El celular de mi abuelita se descompuso. En una situación económica vulnerable, tanto ella como yo, no pudimos comprarle uno nuevo durante varios meses. Su actividad dígital hoy en día se reduce básicamente a reenviar imágenes de Buenos días y buenas noches por WhatsApp, y a pedirle a la Alexa que le regalé hace unos meses que le ponga su meditación matutina o le ponga música mientras cocina.

Hace un par de semanas, mi tío le envío un nuevo teléfono. Es un iPhone, no sé qué generación o modelo, pero eso en realidad da igual en este momento. La primera cosa que me dice cuando hablo con ella y sale a tema su nuevo y flamante teléfono celular es que no le entiende: “Yo creo que no fui hecha para la tecnología”. En ese momento le contesto, intentando paliar el tono de tristeza y frustración con el que dijo eso: “No abue, cada quien tiene sus tiempos y las cosas tienen su curva de aprendizaje, ya le entenderás mejor poco a poco”.

Hoy, después de una sesión intensa en terapia psicoanalítica y una revelación personal que pareciera que no tiene mucho que ver, me doy cuenta de que en realidad, eso que me dijo mi abuelita inocentemente es la evidencia irrestricta de una falla en el sistema de representación. Es un tema de sentirse o no parte de algo, en este caso, de la realidad presente, del mundo dado en el hoy en el que habitamos no solo jóvenes nativos digitales, sino todos y todas, al mismo tiempo, en el mismo espacio.

Ahora veo con mucha claridad que mi respuesta debió haber sido: “No abue, es la tecnología la que no logra —todavía— estar hecha para ti”. Es un problema de usabilidad, de diseño de la experiencia para los y las usuarias de todas características, para los usuarios “realmente reales”.

Seré totalmente honesto. Cuando empecé a estudiar los términos y conceptos de Diseño de Experiencia y Diseño de Productos, me figuraba que todo se trataba de una especie de marketing buena onda. Así me lo enseñaron (mal), algunos de los primeros lugares donde intenté sumergirme en el tema, como una disciplina sobre qué hacer para enganchar más y de mejor manera (más humana?) a posibles consumidores. Y estoy bastante seguro de que muchas empresas que contratan hoy en día “diseñadores UX” están pensando, sobre todo, en como eso retornará a sus bolsillos. Qué tampoco es un pecado, pero, a veces es diametralmente opuesto a las necesidades del usuario.

Hoy en día pienso otra cosa. Creo que el Diseño de Experiencia (UX), y en general, las metodologías centradas en el usuario, son sobre todo una cuestión de representatividad simbólica y fáctica en el discurso de la realidad presente. La realidad presente es la realidad de la tecnología (por supuesto, el acceso a tecnología se trata también de una cuestión de privilegio, pero esa es una discusión aparte, también muy compleja). Que mi abuelita, en la realidad en la que vive, necesite, sí o sí, un teléfono inteligente para comunicarse conmigo o con sus hijos, y se sienta inhabilitada para hacerlo, es, precisamente, el problema que debe resolver un proceso de Diseño de Experiencia.

El Diseño de Experiencia (UX), y en general, las metodologías centradas en el usuario, son sobre todo una cuestión de representatividad simbólica y fáctica en el discurso de la realidad presente. No se trata de botones bonitos. Se trata de botones bonitos que resuelvan problemas. Es más, pueden no ser bonitos, pero lo no negociable es que resuelvan un problema de una persona real de la manera óptima.

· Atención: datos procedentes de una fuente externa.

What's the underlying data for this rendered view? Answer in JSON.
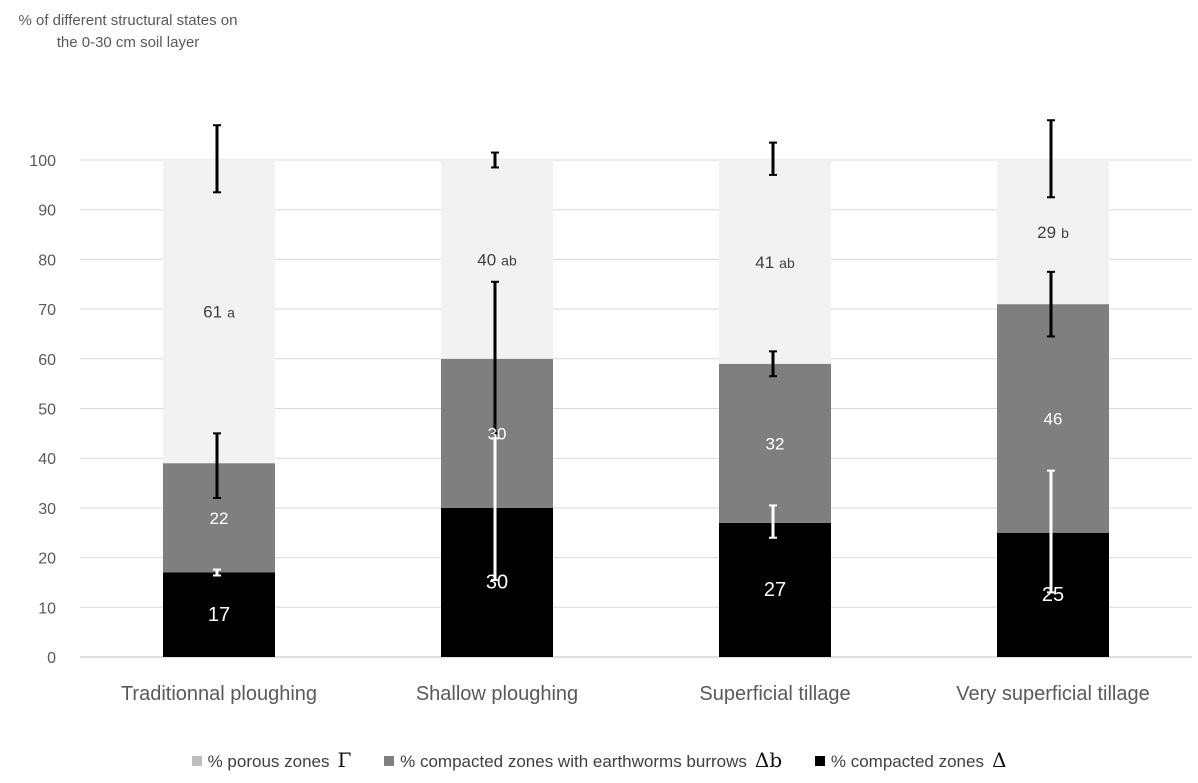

Diseñar de manera inclusiva no es una cuestión de lenguaje ni es una cuestión de colores (o no es solamente eso). Diseñar una experiencia de manera responsable, contemplando a la mayor cantidad de personas y contextos posibles, es demostrarle, a esas personas usuarios, con hechos que incluso podrían ser imperceptibles para ellos, que sus vidas nos importan.

Los seres humanos no son números. Los humanos sienten. Se frustran si no pueden hacer algo que para otros pareciera ser muy sencillo. Pagar los recibos desde el celular, hacer una transferencia bancaria, ver un video de Youtube, escuchar música. Hagamos lo posible por que lo fácil sea igualmente fácil para todos. Ya vivir es de por sí demasiado complejo.

Abuelita, la tecnología no está hecha para ti. Todavía. Pero estamos trabajando en ello.